For now, though, Baird is perfectly content walking their two dogs, Lola and Zooey—an excitable pair of Chihuahua-Italian greyhound sisters—along nearby Ballona Creek. He can’t wait to dust off his beach cruiser and resume his regular bike rides along the coast.

He’s lost 35 pounds since that first appointment with Stalzer, mostly through drastically cutting down on sugar, white bread and unhealthy fats. The lifestyle changes have also helped other aspects of his health: He is no longer prediabetic, and his doctor couldn’t be prouder.

“He’s really shown that healthy lifestyle changes can go a long way, and he’s lowered his risk of further heart disease,” says Stalzer, who also lives in Playa del Rey and loves being close to her job at Cedars-Sinai’s brand-new medical offices. Her colleagues include other family physicians, pediatricians and an urgent care staff who serve the growing needs of the corner of Los Angeles nestled between Santa Monica and the South Bay.

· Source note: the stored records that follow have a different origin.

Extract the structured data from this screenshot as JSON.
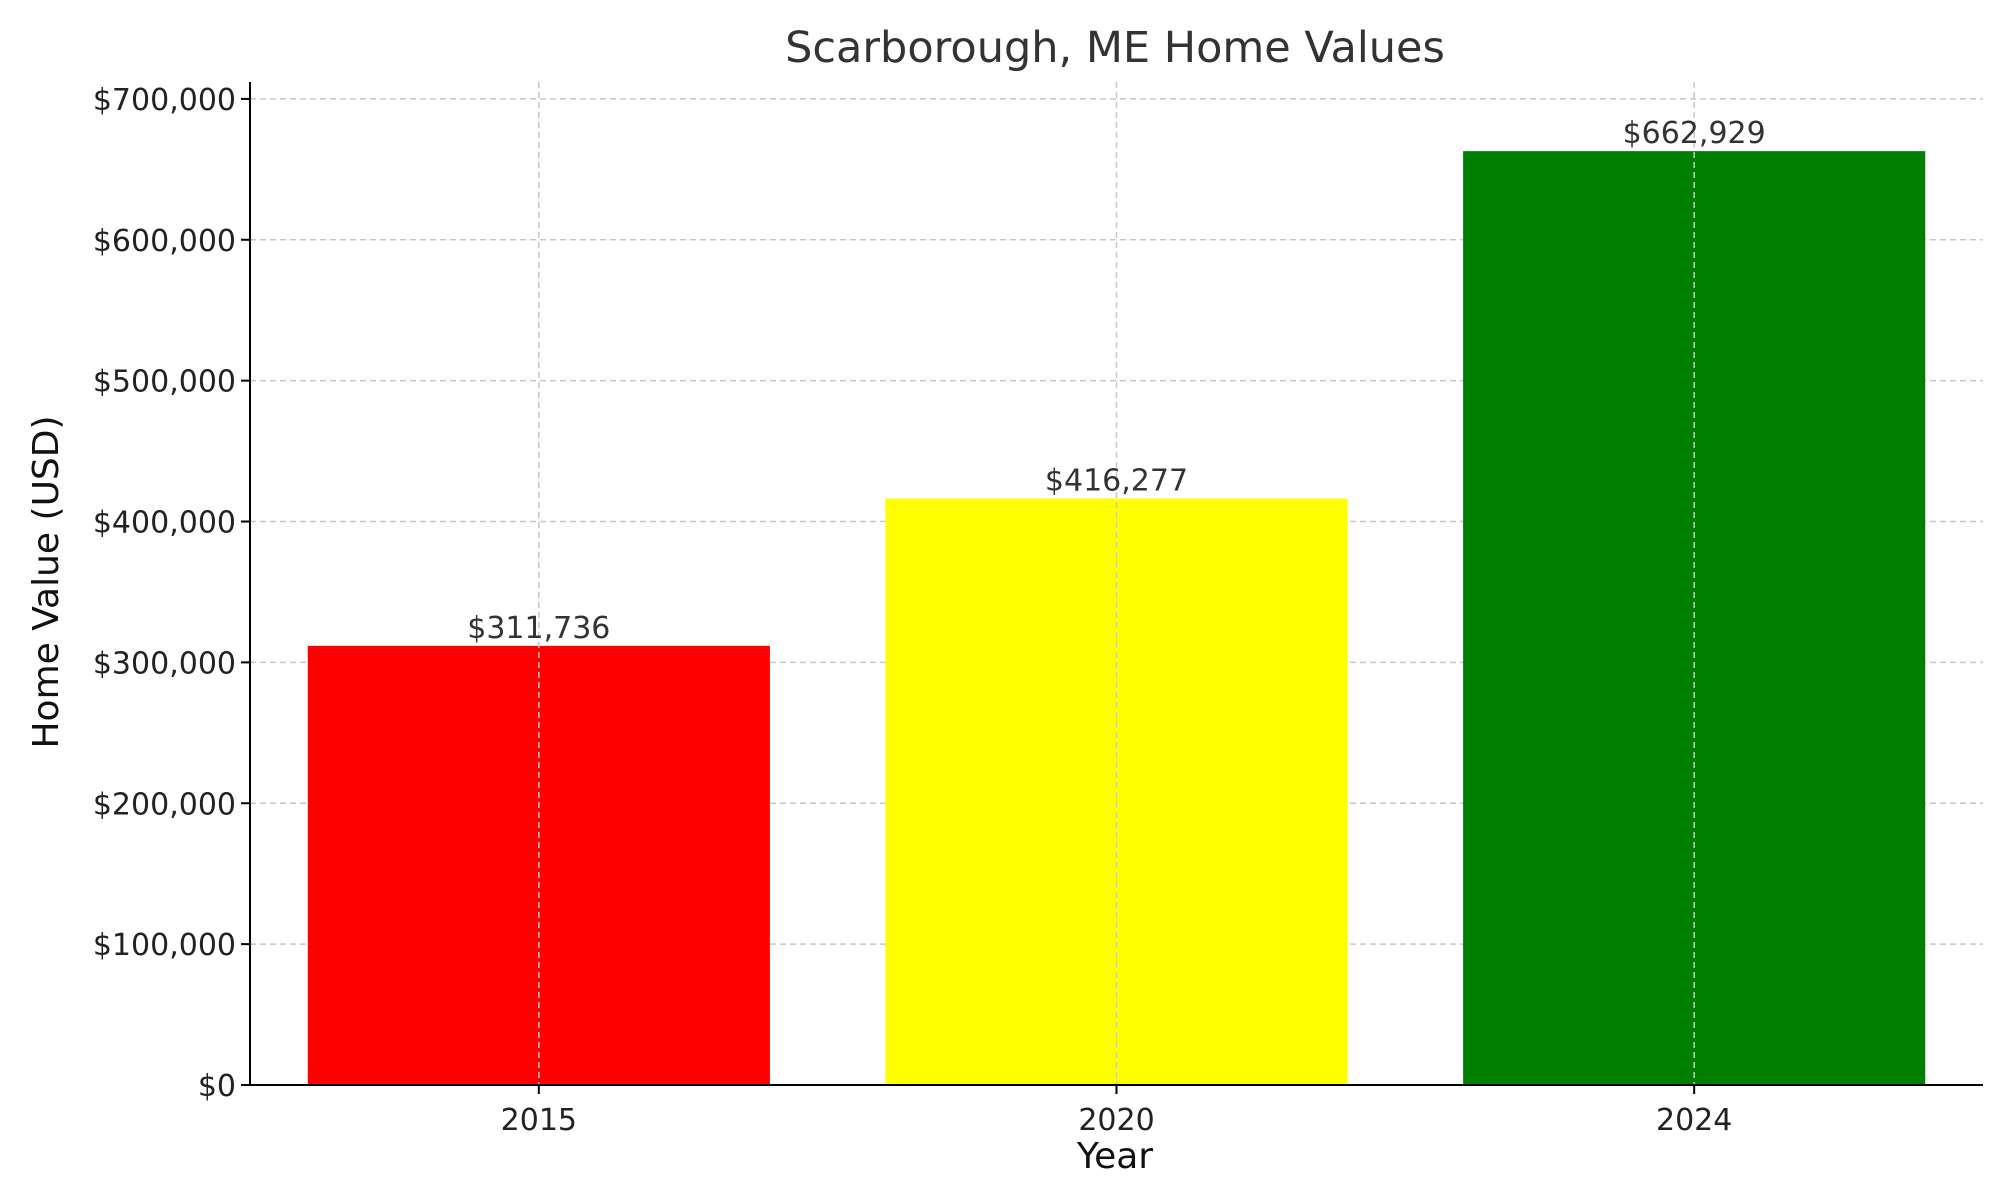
{
  "chart_data": {
    "type": "bar",
    "title": "Scarborough, ME Home Values",
    "xlabel": "Year",
    "ylabel": "Home Value (USD)",
    "categories": [
      "2015",
      "2020",
      "2024"
    ],
    "values": [
      311736,
      416277,
      662929
    ],
    "value_labels": [
      "$311,736",
      "$416,277",
      "$662,929"
    ],
    "bar_colors": [
      "#ff0000",
      "#ffff00",
      "#008000"
    ],
    "ylim": [
      0,
      712000
    ],
    "yticks": [
      0,
      100000,
      200000,
      300000,
      400000,
      500000,
      600000,
      700000
    ],
    "ytick_labels": [
      "$0",
      "$100,000",
      "$200,000",
      "$300,000",
      "$400,000",
      "$500,000",
      "$600,000",
      "$700,000"
    ],
    "grid": true,
    "legend": false
  }
}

“I feel a real sense of community here,” she adds. “Many of my patients can walk to the clinic or work nearby, or I’ll run into them at Whole Foods. I like how local everyone is.”

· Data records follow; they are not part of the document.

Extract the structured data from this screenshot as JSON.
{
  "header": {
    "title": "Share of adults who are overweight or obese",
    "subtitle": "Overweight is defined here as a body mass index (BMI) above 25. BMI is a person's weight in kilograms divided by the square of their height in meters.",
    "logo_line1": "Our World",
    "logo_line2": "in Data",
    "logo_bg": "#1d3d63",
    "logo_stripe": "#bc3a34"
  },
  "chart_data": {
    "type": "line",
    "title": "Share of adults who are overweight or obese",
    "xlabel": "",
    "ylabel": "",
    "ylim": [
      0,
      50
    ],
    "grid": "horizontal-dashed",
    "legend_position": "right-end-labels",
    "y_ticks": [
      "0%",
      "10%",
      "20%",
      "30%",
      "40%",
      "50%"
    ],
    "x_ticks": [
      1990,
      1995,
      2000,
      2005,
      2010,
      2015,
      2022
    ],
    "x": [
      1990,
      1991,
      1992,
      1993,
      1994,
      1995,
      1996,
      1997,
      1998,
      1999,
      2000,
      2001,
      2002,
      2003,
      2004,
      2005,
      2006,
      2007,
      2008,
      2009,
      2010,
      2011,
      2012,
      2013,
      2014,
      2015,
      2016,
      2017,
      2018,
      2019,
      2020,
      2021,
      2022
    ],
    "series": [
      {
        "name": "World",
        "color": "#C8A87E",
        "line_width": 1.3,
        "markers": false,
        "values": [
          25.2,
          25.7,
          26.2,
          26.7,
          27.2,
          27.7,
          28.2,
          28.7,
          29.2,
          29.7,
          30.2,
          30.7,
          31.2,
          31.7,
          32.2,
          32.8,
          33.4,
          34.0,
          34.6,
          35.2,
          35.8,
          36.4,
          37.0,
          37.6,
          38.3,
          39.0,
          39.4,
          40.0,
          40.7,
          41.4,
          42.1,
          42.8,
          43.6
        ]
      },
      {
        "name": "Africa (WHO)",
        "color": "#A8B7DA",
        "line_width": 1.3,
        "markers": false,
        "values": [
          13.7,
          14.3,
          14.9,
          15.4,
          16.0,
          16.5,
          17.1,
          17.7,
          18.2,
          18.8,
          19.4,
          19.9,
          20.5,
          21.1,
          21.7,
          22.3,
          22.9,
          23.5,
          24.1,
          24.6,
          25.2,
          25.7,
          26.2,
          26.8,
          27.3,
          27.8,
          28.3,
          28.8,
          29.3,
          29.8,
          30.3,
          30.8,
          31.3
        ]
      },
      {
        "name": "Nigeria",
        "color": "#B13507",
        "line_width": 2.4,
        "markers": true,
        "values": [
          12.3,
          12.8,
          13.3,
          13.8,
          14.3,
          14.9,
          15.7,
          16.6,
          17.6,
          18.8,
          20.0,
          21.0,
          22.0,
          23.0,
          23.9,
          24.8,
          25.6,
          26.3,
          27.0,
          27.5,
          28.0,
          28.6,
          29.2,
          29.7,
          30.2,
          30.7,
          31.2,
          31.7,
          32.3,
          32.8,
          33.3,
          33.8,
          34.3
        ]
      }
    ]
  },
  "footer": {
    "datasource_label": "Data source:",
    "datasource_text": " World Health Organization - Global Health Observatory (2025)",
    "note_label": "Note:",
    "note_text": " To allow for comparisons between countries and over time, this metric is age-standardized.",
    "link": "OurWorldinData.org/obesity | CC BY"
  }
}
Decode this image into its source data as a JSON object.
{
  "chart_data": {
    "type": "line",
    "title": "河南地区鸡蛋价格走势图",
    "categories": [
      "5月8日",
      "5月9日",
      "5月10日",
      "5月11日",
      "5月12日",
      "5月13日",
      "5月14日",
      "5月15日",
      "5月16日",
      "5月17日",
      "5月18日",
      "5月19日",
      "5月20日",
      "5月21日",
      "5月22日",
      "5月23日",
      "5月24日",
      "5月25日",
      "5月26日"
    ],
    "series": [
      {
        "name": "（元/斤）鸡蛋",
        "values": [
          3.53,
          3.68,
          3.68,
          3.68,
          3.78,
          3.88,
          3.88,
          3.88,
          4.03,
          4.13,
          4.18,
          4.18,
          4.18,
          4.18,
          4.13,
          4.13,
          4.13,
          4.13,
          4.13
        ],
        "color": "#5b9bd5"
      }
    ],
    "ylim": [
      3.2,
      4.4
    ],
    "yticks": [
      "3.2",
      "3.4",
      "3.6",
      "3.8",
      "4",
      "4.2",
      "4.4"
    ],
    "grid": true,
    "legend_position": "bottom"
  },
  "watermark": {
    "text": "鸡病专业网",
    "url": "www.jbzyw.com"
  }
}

Baird is grateful to Stalzer and all his doctors, including the multitalented cardiology team she recommended. Standing at his living room windows, looking out at the view and his life ahead of him—as Lola and Zooey exchange happy, high-pitched yaps and circle excitedly around his feet—Baird can think of only one word to describe how he feels.

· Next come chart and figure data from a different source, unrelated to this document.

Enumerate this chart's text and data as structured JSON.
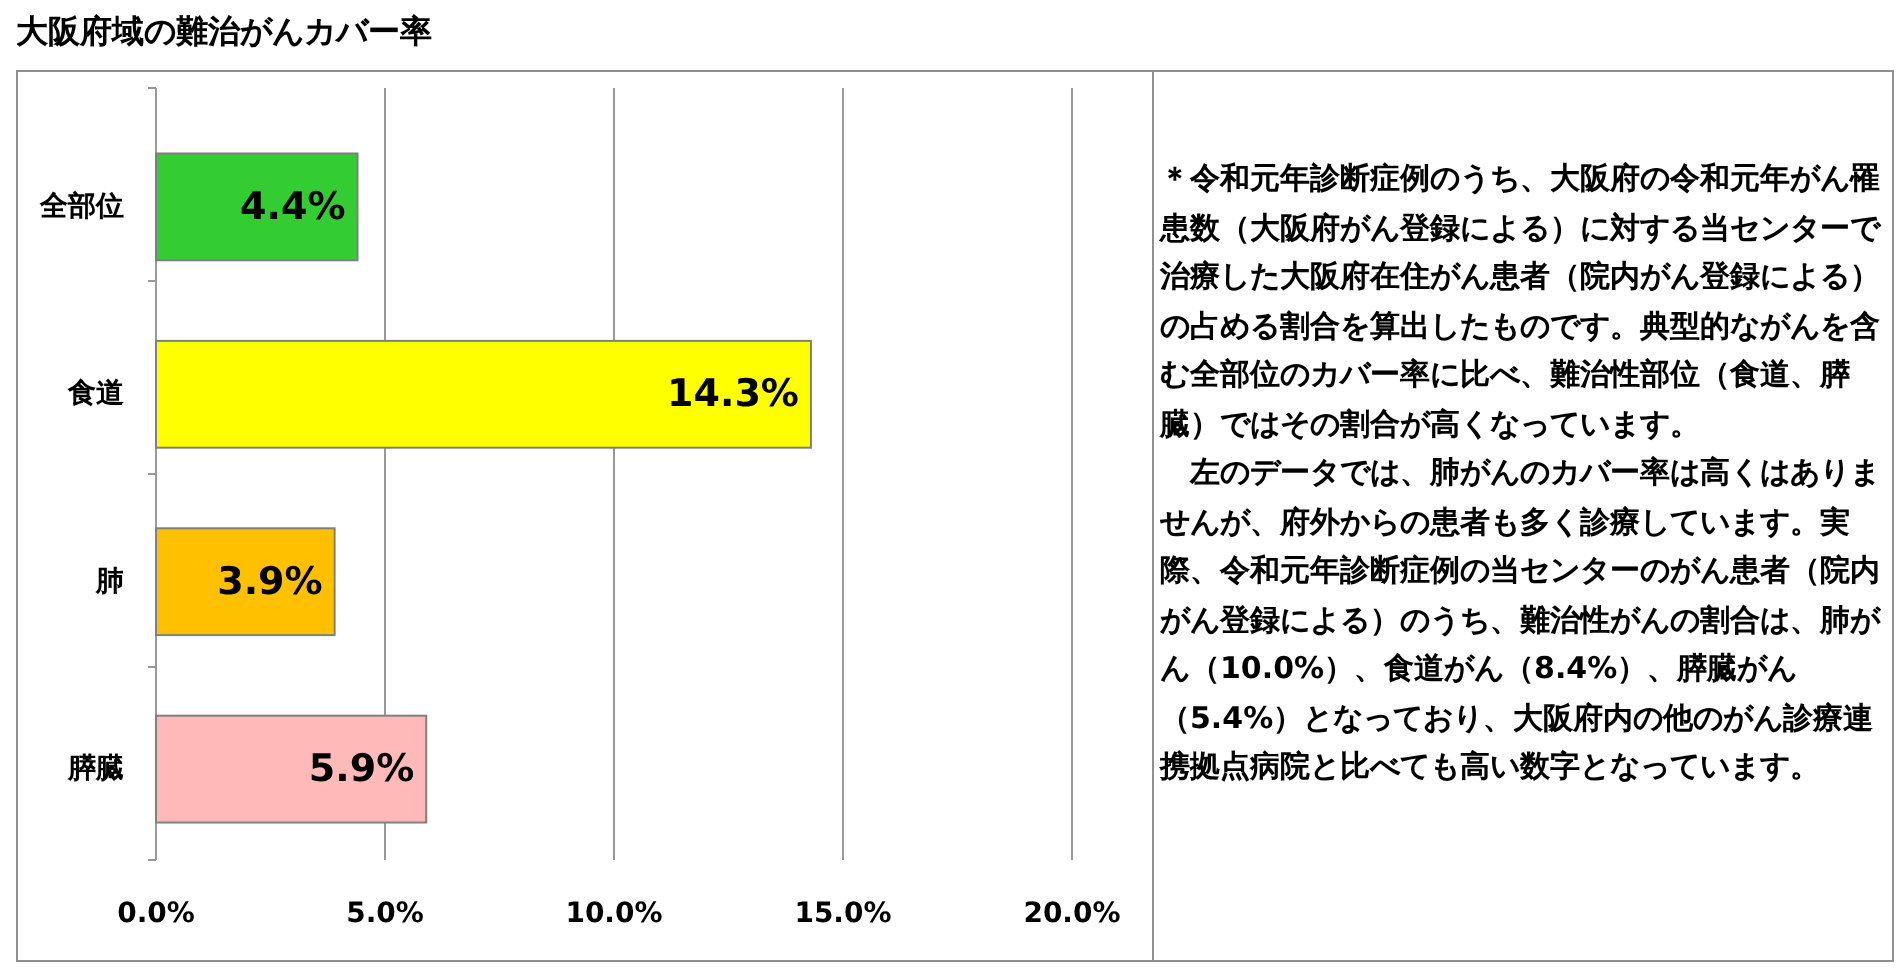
{
  "chart_data": {
    "type": "bar",
    "orientation": "horizontal",
    "title": "大阪府域の難治がんカバー率",
    "categories": [
      "全部位",
      "食道",
      "肺",
      "膵臓"
    ],
    "values": [
      4.4,
      14.3,
      3.9,
      5.9
    ],
    "colors": [
      "#33cc33",
      "#ffff00",
      "#ffc000",
      "#ffb9b9"
    ],
    "value_labels": [
      "4.4%",
      "14.3%",
      "3.9%",
      "5.9%"
    ],
    "xlim": [
      0,
      20
    ],
    "xticks": [
      {
        "value": 0,
        "label": "0.0%"
      },
      {
        "value": 5,
        "label": "5.0%"
      },
      {
        "value": 10,
        "label": "10.0%"
      },
      {
        "value": 15,
        "label": "15.0%"
      },
      {
        "value": 20,
        "label": "20.0%"
      }
    ],
    "grid": "x",
    "annotations": [
      "＊令和元年診断症例のうち、大阪府の令和元年がん罹患数（大阪府がん登録による）に対する当センターで治療した大阪府在住がん患者（院内がん登録による）の占める割合を算出したものです。典型的ながんを含む全部位のカバー率に比べ、難治性部位（食道、膵臓）ではその割合が高くなっています。",
      "　左のデータでは、肺がんのカバー率は高くはありませんが、府外からの患者も多く診療しています。実際、令和元年診断症例の当センターのがん患者（院内がん登録による）のうち、難治性がんの割合は、肺がん（10.0%）、食道がん（8.4%）、膵臓がん（5.4%）となっており、大阪府内の他のがん診療連携拠点病院と比べても高い数字となっています。"
    ]
  }
}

“Lucky,” he says. “I’m just really, really lucky.”

Cara M. Stalzer, MD

Stalzer completed her residency with Cedars-Sinai and officially joined the team as an internist in 2017. She is passionate about medicine and keeps up her own health with the help of classical ballet classes, Pilates and bike rides along the paths of Playa del Rey.

Serving Playa Vista

Jeff Baird found his new favorite doctor at Cedars-Sinai’s outpatient services in Playa Vista. Residents of Silicon Beach and the surrounding areas can access urgent care, primary care and pediatrics at the brand-new medical offices in the Runway development.

 “The location features a sophisticated, calming design and a new, more efficient layout that let doctors focus more on their patients and make for a better experience,” says Mary Clare Lingel, vice president of Strategic Integration at Cedars-Sinai Medical Network. The medical offices cover 32,000 square feet and encompass on-site labs, X-rays and obstetric ultrasound services—with expanded services such as OB-GYN coming soon.